The US strategy to win hearts and minds while advancing its foreign policy goals in Africa doesn’t end with the new agency. And as the Chinese government comes under scrutiny for a lack of transparency with project details and Chinese companies face accusations of labour and environmental violations, gaps to exploit remain.
On December 13, at the Washington-based think tank Heritage Foundation, John R. Bolton, Trump’s national security adviser, outlined the administration’s new strategy for Africa. Again, at the heart of the strategy is a ploy to counter Russian and Chinese influence, which Bolton did not gloss over.
The new strategy would, he told the audience, focus on promoting trade and commercial ties, countering terrorism and violent conflict, and providing foreign aid “efficiently and effectively.”
A new initiative Prosper Africa, would be implemented to support US investment across Africa, increase the continent’s middle class and improve business environments in the region, he said.
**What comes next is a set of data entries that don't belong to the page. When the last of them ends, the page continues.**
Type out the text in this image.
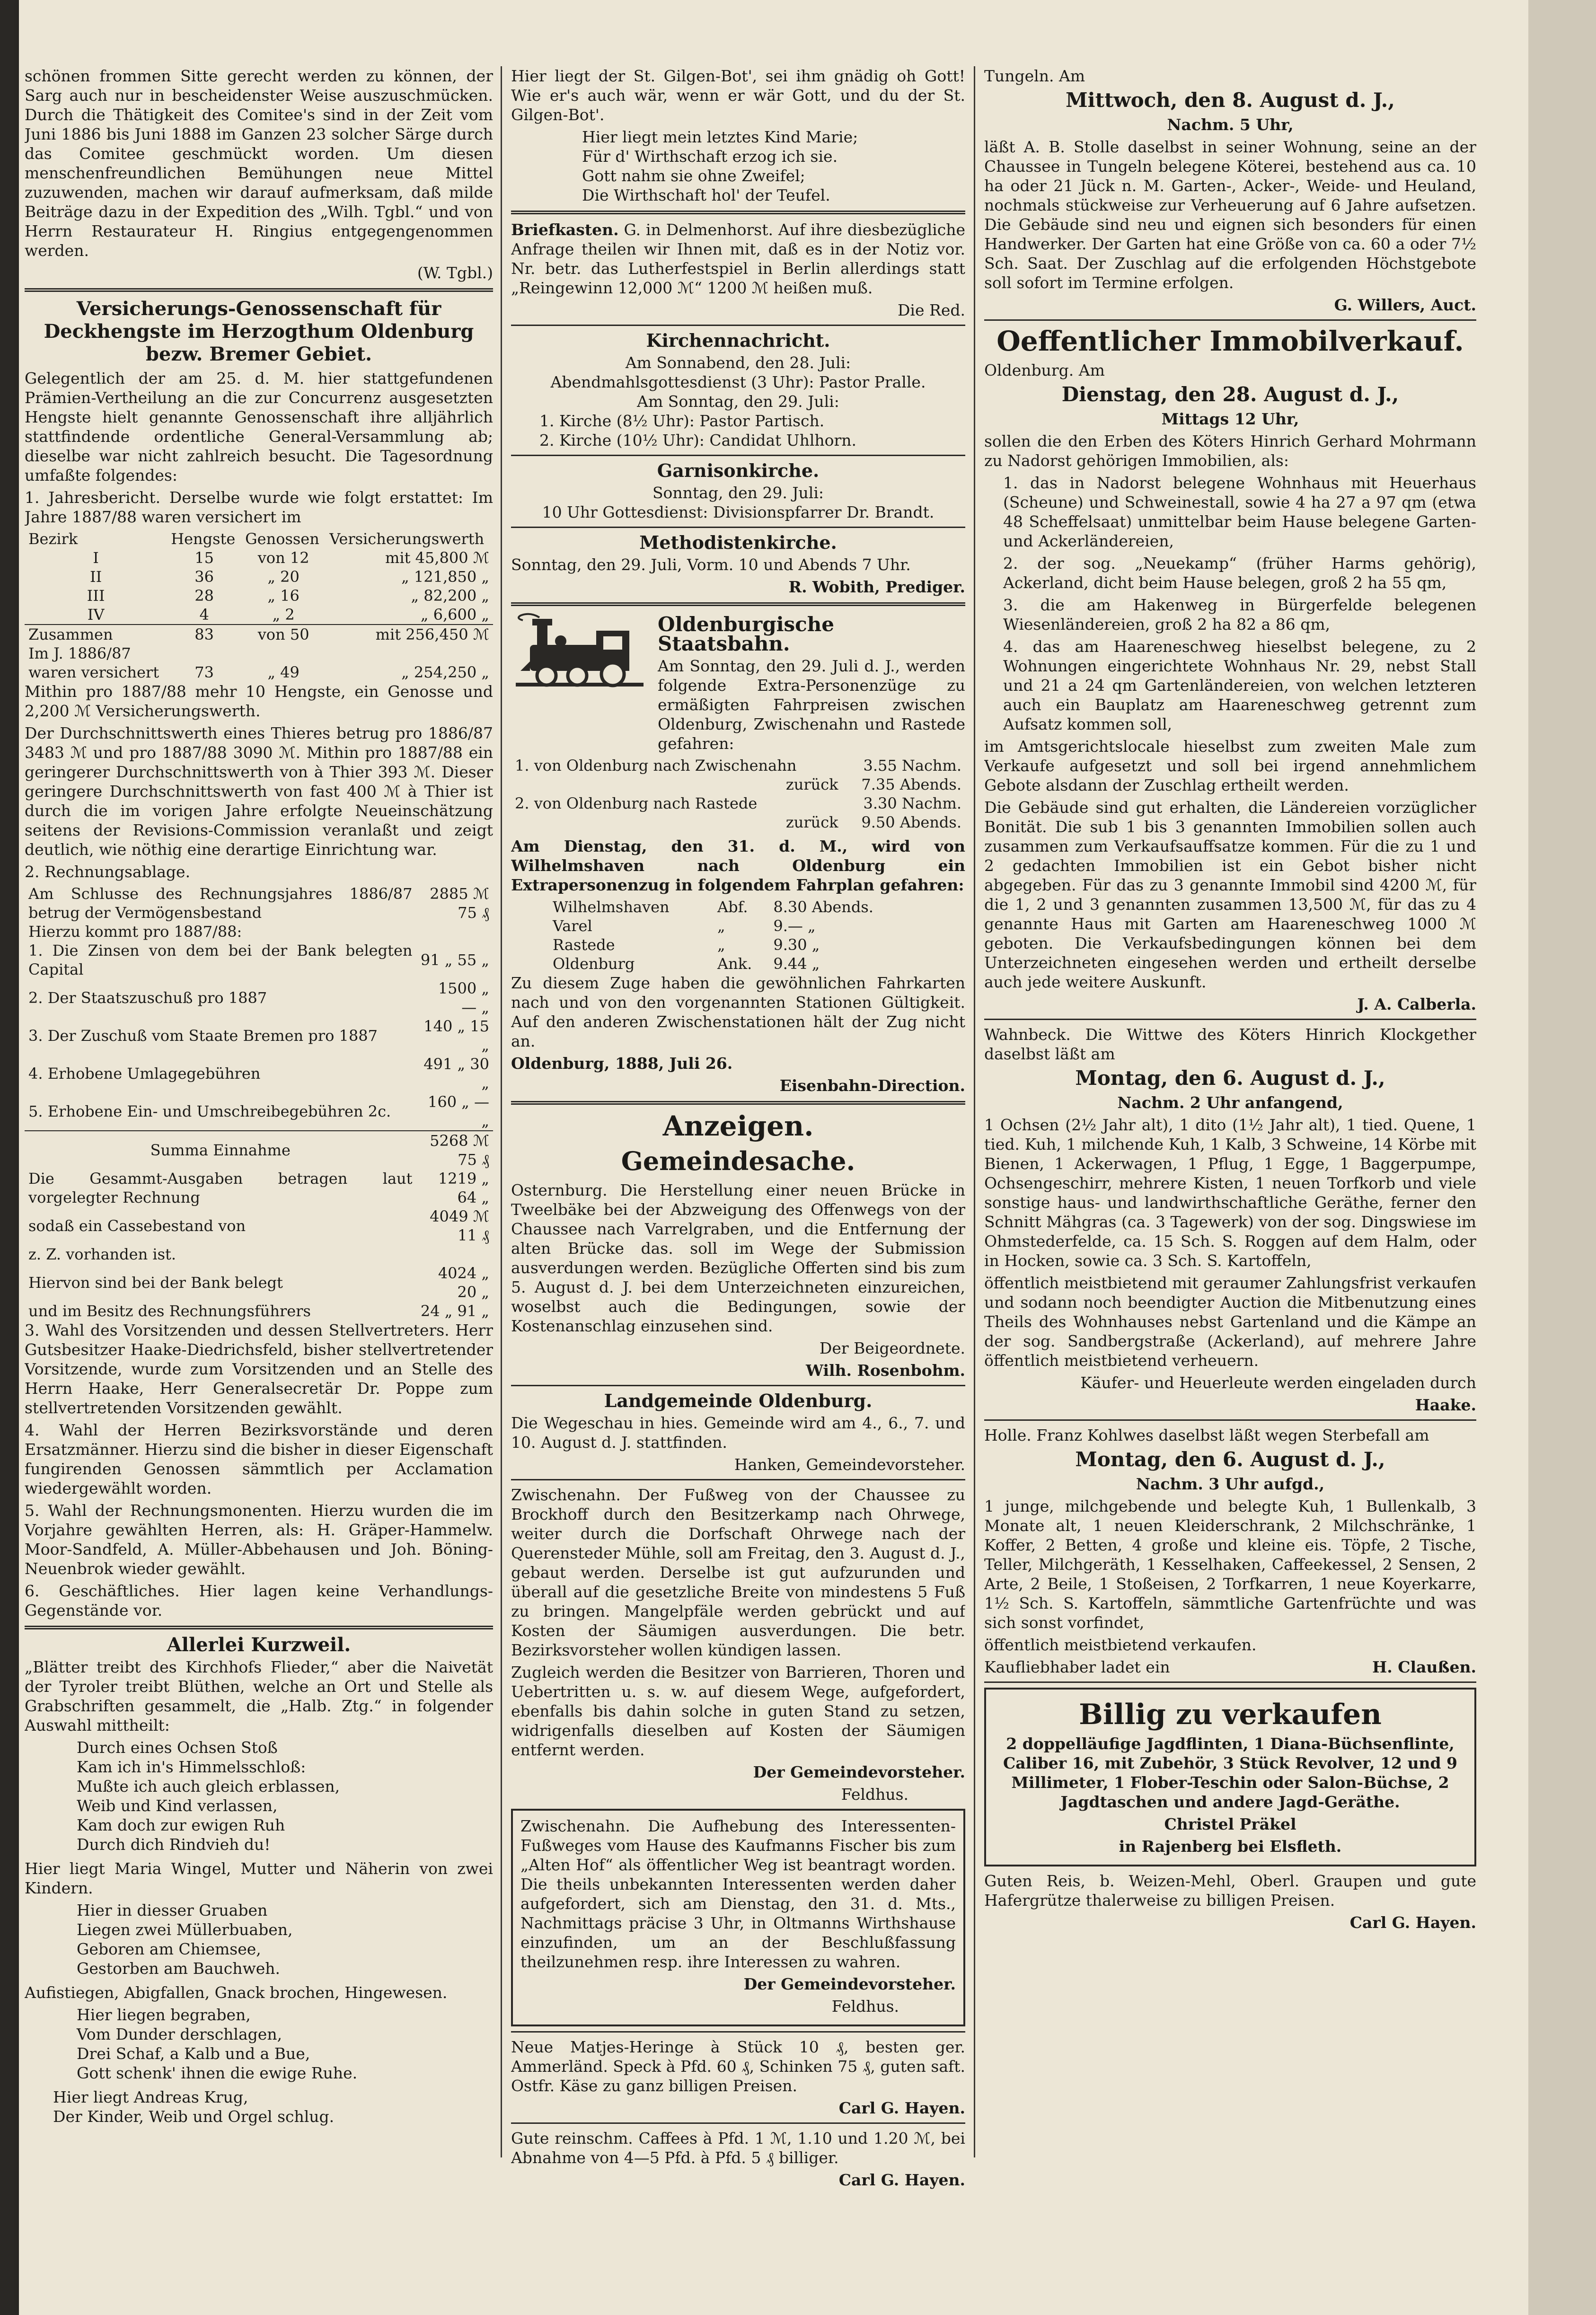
schönen frommen Sitte gerecht werden zu können, der Sarg auch nur in bescheidenster Weise auszuschmücken. Durch die Thätigkeit des Comitee's sind in der Zeit vom Juni 1886 bis Juni 1888 im Ganzen 23 solcher Särge durch das Comitee geschmückt worden. Um diesen menschenfreundlichen Bemühungen neue Mittel zuzuwenden, machen wir darauf aufmerksam, daß milde Beiträge dazu in der Expedition des „Wilh. Tgbl.“ und von Herrn Restaurateur H. Ringius entgegengenommen werden.

(W. Tgbl.)

Versicherungs-Genossenschaft für Deckhengste im Herzogthum Oldenburg bezw. Bremer Gebiet.

Gelegentlich der am 25. d. M. hier stattgefundenen Prämien-Vertheilung an die zur Concurrenz ausgesetzten Hengste hielt genannte Genossenschaft ihre alljährlich stattfindende ordentliche General-Versammlung ab; dieselbe war nicht zahlreich besucht. Die Tagesordnung umfaßte folgendes:

1. Jahresbericht. Derselbe wurde wie folgt erstattet: Im Jahre 1887/88 waren versichert im

Bezirk	Hengste	Genossen	Versicherungswerth
I	15	von 12	mit 45,800 ℳ
II	36	„ 20	„ 121,850 „
III	28	„ 16	„ 82,200 „
IV	4	„ 2	„ 6,600 „
Zusammen	83	von 50	mit 256,450 ℳ
Im J. 1886/87			
waren versichert	73	„ 49	„ 254,250 „

Mithin pro 1887/88 mehr 10 Hengste, ein Genosse und 2,200 ℳ Versicherungswerth.

Der Durchschnittswerth eines Thieres betrug pro 1886/87 3483 ℳ und pro 1887/88 3090 ℳ. Mithin pro 1887/88 ein geringerer Durchschnittswerth von à Thier 393 ℳ. Dieser geringere Durchschnittswerth von fast 400 ℳ à Thier ist durch die im vorigen Jahre erfolgte Neueinschätzung seitens der Revisions-Commission veranlaßt und zeigt deutlich, wie nöthig eine derartige Einrichtung war.

2. Rechnungsablage.

Am Schlusse des Rechnungsjahres 1886/87 betrug der Vermögensbestand	2885 ℳ 75 ₰
Hierzu kommt pro 1887/88:	
1. Die Zinsen von dem bei der Bank belegten Capital	91 „ 55 „
2. Der Staatszuschuß pro 1887	1500 „ — „
3. Der Zuschuß vom Staate Bremen pro 1887	140 „ 15 „
4. Erhobene Umlagegebühren	491 „ 30 „
5. Erhobene Ein- und Umschreibegebühren 2c.	160 „ — „
Summa Einnahme	5268 ℳ 75 ₰
Die Gesammt-Ausgaben betragen laut vorgelegter Rechnung	1219 „ 64 „
sodaß ein Cassebestand von	4049 ℳ 11 ₰
z. Z. vorhanden ist.	
Hiervon sind bei der Bank belegt	4024 „ 20 „
und im Besitz des Rechnungsführers	24 „ 91 „

3. Wahl des Vorsitzenden und dessen Stellvertreters. Herr Gutsbesitzer Haake-Diedrichsfeld, bisher stellvertretender Vorsitzende, wurde zum Vorsitzenden und an Stelle des Herrn Haake, Herr Generalsecretär Dr. Poppe zum stellvertretenden Vorsitzenden gewählt.

4. Wahl der Herren Bezirksvorstände und deren Ersatzmänner. Hierzu sind die bisher in dieser Eigenschaft fungirenden Genossen sämmtlich per Acclamation wiedergewählt worden.

5. Wahl der Rechnungsmonenten. Hierzu wurden die im Vorjahre gewählten Herren, als: H. Gräper-Hammelw. Moor-Sandfeld, A. Müller-Abbehausen und Joh. Böning-Neuenbrok wieder gewählt.

6. Geschäftliches. Hier lagen keine Verhandlungs-Gegenstände vor.

Allerlei Kurzweil.

„Blätter treibt des Kirchhofs Flieder,“ aber die Naivetät der Tyroler treibt Blüthen, welche an Ort und Stelle als Grabschriften gesammelt, die „Halb. Ztg.“ in folgender Auswahl mittheilt:

Durch eines Ochsen Stoß
Kam ich in's Himmelsschloß:
Mußte ich auch gleich erblassen,
Weib und Kind verlassen,
Kam doch zur ewigen Ruh
Durch dich Rindvieh du!

Hier liegt Maria Wingel, Mutter und Näherin von zwei Kindern.

Hier in diesser Gruaben
Liegen zwei Müllerbuaben,
Geboren am Chiemsee,
Gestorben am Bauchweh.

Aufistiegen, Abigfallen, Gnack brochen, Hingewesen.

Hier liegen begraben,
Vom Dunder derschlagen,
Drei Schaf, a Kalb und a Bue,
Gott schenk' ihnen die ewige Ruhe.
Hier liegt Andreas Krug,
Der Kinder, Weib und Orgel schlug.

Hier liegt der St. Gilgen-Bot', sei ihm gnädig oh Gott! Wie er's auch wär, wenn er wär Gott, und du der St. Gilgen-Bot'.

Hier liegt mein letztes Kind Marie;
Für d' Wirthschaft erzog ich sie.
Gott nahm sie ohne Zweifel;
Die Wirthschaft hol' der Teufel.

Briefkasten. G. in Delmenhorst. Auf ihre diesbezügliche Anfrage theilen wir Ihnen mit, daß es in der Notiz vor. Nr. betr. das Lutherfestspiel in Berlin allerdings statt „Reingewinn 12,000 ℳ“ 1200 ℳ heißen muß.

Die Red.

Kirchennachricht.
Am Sonnabend, den 28. Juli:
Abendmahlsgottesdienst (3 Uhr): Pastor Pralle.
Am Sonntag, den 29. Juli:
1. Kirche (8½ Uhr): Pastor Partisch.
2. Kirche (10½ Uhr): Candidat Uhlhorn.
Garnisonkirche.
Sonntag, den 29. Juli:
10 Uhr Gottesdienst: Divisionspfarrer Dr. Brandt.
Methodistenkirche.

Sonntag, den 29. Juli, Vorm. 10 und Abends 7 Uhr.

R. Wobith, Prediger.

Oldenburgische Staatsbahn.

Am Sonntag, den 29. Juli d. J., werden folgende Extra-Personenzüge zu ermäßigten Fahrpreisen zwischen Oldenburg, Zwischenahn und Rastede gefahren:

1. von Oldenburg nach Zwischenahn	3.55 Nachm.
zurück	7.35 Abends.
2. von Oldenburg nach Rastede	3.30 Nachm.
zurück	9.50 Abends.

Am Dienstag, den 31. d. M., wird von Wilhelmshaven nach Oldenburg ein Extrapersonenzug in folgendem Fahrplan gefahren:

Wilhelmshaven	Abf.	8.30 Abends.
Varel	„	9.— „
Rastede	„	9.30 „
Oldenburg	Ank.	9.44 „

Zu diesem Zuge haben die gewöhnlichen Fahrkarten nach und von den vorgenannten Stationen Gültigkeit. Auf den anderen Zwischenstationen hält der Zug nicht an.

Oldenburg, 1888, Juli 26.

Eisenbahn-Direction.

Anzeigen.
Gemeindesache.

Osternburg. Die Herstellung einer neuen Brücke in Tweelbäke bei der Abzweigung des Offenwegs von der Chaussee nach Varrelgraben, und die Entfernung der alten Brücke das. soll im Wege der Submission ausverdungen werden. Bezügliche Offerten sind bis zum 5. August d. J. bei dem Unterzeichneten einzureichen, woselbst auch die Bedingungen, sowie der Kostenanschlag einzusehen sind.

Der Beigeordnete.

Wilh. Rosenbohm.

Landgemeinde Oldenburg.

Die Wegeschau in hies. Gemeinde wird am 4., 6., 7. und 10. August d. J. stattfinden.

Hanken, Gemeindevorsteher.

Zwischenahn. Der Fußweg von der Chaussee zu Brockhoff durch den Besitzerkamp nach Ohrwege, weiter durch die Dorfschaft Ohrwege nach der Querensteder Mühle, soll am Freitag, den 3. August d. J., gebaut werden. Derselbe ist gut aufzurunden und überall auf die gesetzliche Breite von mindestens 5 Fuß zu bringen. Mangelpfäle werden gebrückt und auf Kosten der Säumigen ausverdungen. Die betr. Bezirksvorsteher wollen kündigen lassen.

Zugleich werden die Besitzer von Barrieren, Thoren und Uebertritten u. s. w. auf diesem Wege, aufgefordert, ebenfalls bis dahin solche in guten Stand zu setzen, widrigenfalls dieselben auf Kosten der Säumigen entfernt werden.

Der Gemeindevorsteher.

Feldhus.

Zwischenahn. Die Aufhebung des Interessenten-Fußweges vom Hause des Kaufmanns Fischer bis zum „Alten Hof“ als öffentlicher Weg ist beantragt worden. Die theils unbekannten Interessenten werden daher aufgefordert, sich am Dienstag, den 31. d. Mts., Nachmittags präcise 3 Uhr, in Oltmanns Wirthshause einzufinden, um an der Beschlußfassung theilzunehmen resp. ihre Interessen zu wahren.

Der Gemeindevorsteher.

Feldhus.

Neue Matjes-Heringe à Stück 10 ₰, besten ger. Ammerländ. Speck à Pfd. 60 ₰, Schinken 75 ₰, guten saft. Ostfr. Käse zu ganz billigen Preisen.

Carl G. Hayen.

Gute reinschm. Caffees à Pfd. 1 ℳ, 1.10 und 1.20 ℳ, bei Abnahme von 4—5 Pfd. à Pfd. 5 ₰ billiger.

Carl G. Hayen.

Tungeln. Am
Mittwoch, den 8. August d. J.,
Nachm. 5 Uhr,

läßt A. B. Stolle daselbst in seiner Wohnung, seine an der Chaussee in Tungeln belegene Köterei, bestehend aus ca. 10 ha oder 21 Jück n. M. Garten-, Acker-, Weide- und Heuland, nochmals stückweise zur Verheuerung auf 6 Jahre aufsetzen. Die Gebäude sind neu und eignen sich besonders für einen Handwerker. Der Garten hat eine Größe von ca. 60 a oder 7½ Sch. Saat. Der Zuschlag auf die erfolgenden Höchstgebote soll sofort im Termine erfolgen.

G. Willers, Auct.

Oeffentlicher Immobilverkauf.
Oldenburg. Am
Dienstag, den 28. August d. J.,
Mittags 12 Uhr,

sollen die den Erben des Köters Hinrich Gerhard Mohrmann zu Nadorst gehörigen Immobilien, als:

1. das in Nadorst belegene Wohnhaus mit Heuerhaus (Scheune) und Schweinestall, sowie 4 ha 27 a 97 qm (etwa 48 Scheffelsaat) unmittelbar beim Hause belegene Garten- und Ackerländereien,

2. der sog. „Neuekamp“ (früher Harms gehörig), Ackerland, dicht beim Hause belegen, groß 2 ha 55 qm,

3. die am Hakenweg in Bürgerfelde belegenen Wiesenländereien, groß 2 ha 82 a 86 qm,

4. das am Haareneschweg hieselbst belegene, zu 2 Wohnungen eingerichtete Wohnhaus Nr. 29, nebst Stall und 21 a 24 qm Gartenländereien, von welchen letzteren auch ein Bauplatz am Haareneschweg getrennt zum Aufsatz kommen soll,

im Amtsgerichtslocale hieselbst zum zweiten Male zum Verkaufe aufgesetzt und soll bei irgend annehmlichem Gebote alsdann der Zuschlag ertheilt werden.

Die Gebäude sind gut erhalten, die Ländereien vorzüglicher Bonität. Die sub 1 bis 3 genannten Immobilien sollen auch zusammen zum Verkaufsauffsatze kommen. Für die zu 1 und 2 gedachten Immobilien ist ein Gebot bisher nicht abgegeben. Für das zu 3 genannte Immobil sind 4200 ℳ, für die 1, 2 und 3 genannten zusammen 13,500 ℳ, für das zu 4 genannte Haus mit Garten am Haareneschweg 1000 ℳ geboten. Die Verkaufsbedingungen können bei dem Unterzeichneten eingesehen werden und ertheilt derselbe auch jede weitere Auskunft.

J. A. Calberla.

Wahnbeck. Die Wittwe des Köters Hinrich Klockgether daselbst läßt am

Montag, den 6. August d. J.,
Nachm. 2 Uhr anfangend,

1 Ochsen (2½ Jahr alt), 1 dito (1½ Jahr alt), 1 tied. Quene, 1 tied. Kuh, 1 milchende Kuh, 1 Kalb, 3 Schweine, 14 Körbe mit Bienen, 1 Ackerwagen, 1 Pflug, 1 Egge, 1 Baggerpumpe, Ochsengeschirr, mehrere Kisten, 1 neuen Torfkorb und viele sonstige haus- und landwirthschaftliche Geräthe, ferner den Schnitt Mähgras (ca. 3 Tagewerk) von der sog. Dingswiese im Ohmstederfelde, ca. 15 Sch. S. Roggen auf dem Halm, oder in Hocken, sowie ca. 3 Sch. S. Kartoffeln,

öffentlich meistbietend mit geraumer Zahlungsfrist verkaufen und sodann noch beendigter Auction die Mitbenutzung eines Theils des Wohnhauses nebst Gartenland und die Kämpe an der sog. Sandbergstraße (Ackerland), auf mehrere Jahre öffentlich meistbietend verheuern.

Käufer- und Heuerleute werden eingeladen durch

Haake.

Holle. Franz Kohlwes daselbst läßt wegen Sterbefall am

Montag, den 6. August d. J.,
Nachm. 3 Uhr aufgd.,

1 junge, milchgebende und belegte Kuh, 1 Bullenkalb, 3 Monate alt, 1 neuen Kleiderschrank, 2 Milchschränke, 1 Koffer, 2 Betten, 4 große und kleine eis. Töpfe, 2 Tische, Teller, Milchgeräth, 1 Kesselhaken, Caffeekessel, 2 Sensen, 2 Arte, 2 Beile, 1 Stoßeisen, 2 Torfkarren, 1 neue Koyerkarre, 1½ Sch. S. Kartoffeln, sämmtliche Gartenfrüchte und was sich sonst vorfindet,

öffentlich meistbietend verkaufen.

Kaufliebhaber ladet ein	H. Claußen.

Billig zu verkaufen

2 doppelläufige Jagdflinten, 1 Diana-Büchsenflinte, Caliber 16, mit Zubehör, 3 Stück Revolver, 12 und 9 Millimeter, 1 Flober-Teschin oder Salon-Büchse, 2 Jagdtaschen und andere Jagd-Geräthe.

Christel Präkel

in Rajenberg bei Elsfleth.

Guten Reis, b. Weizen-Mehl, Oberl. Graupen und gute Hafergrütze thalerweise zu billigen Preisen.

Carl G. Hayen.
Bolton did not say how many dollars would be poured into the programme.
“America’s vision for the region is one of independence, self-reliance, and growth—not dependency, domination, and debt,” he added.
A day before Bolton’s address, USAID had unveiled its first-ever Private Sector Engagement Policy, which is largely enterprise-driven as part of efforts to further promote the US’s commercial engagement in Africa.
“America has commercial interest, investment interests, and investment relationships in the developing world; that's a fundamental difference,” USAID Administrator Ambassador Mark Green said at the American Enterprise Institute in Washington, perhaps the best place to discuss a changing development finance strategy.
However, Page does not think it is time to start celebrating yet. The next few months would show, he said, whether Trump’s Africa policy takes “flight or stalls mid-air.”
And even following the US national security adviser’s speech, he called for caution.
“Bolton’s speech should not be interpreted as a sudden shift or renewed interest in Africa among senior administration officials,” Page explained.
“Whether it constitutes more than a box-checking exercise remains to be seen. Will we see concrete changes in existing policy? Will new initiatives be funded and implemented on the ground? Will Trump send [US Secretary of State Mike] Pompeo or Bolton to the continent to undertake substantive policy discussions with key African leaders?”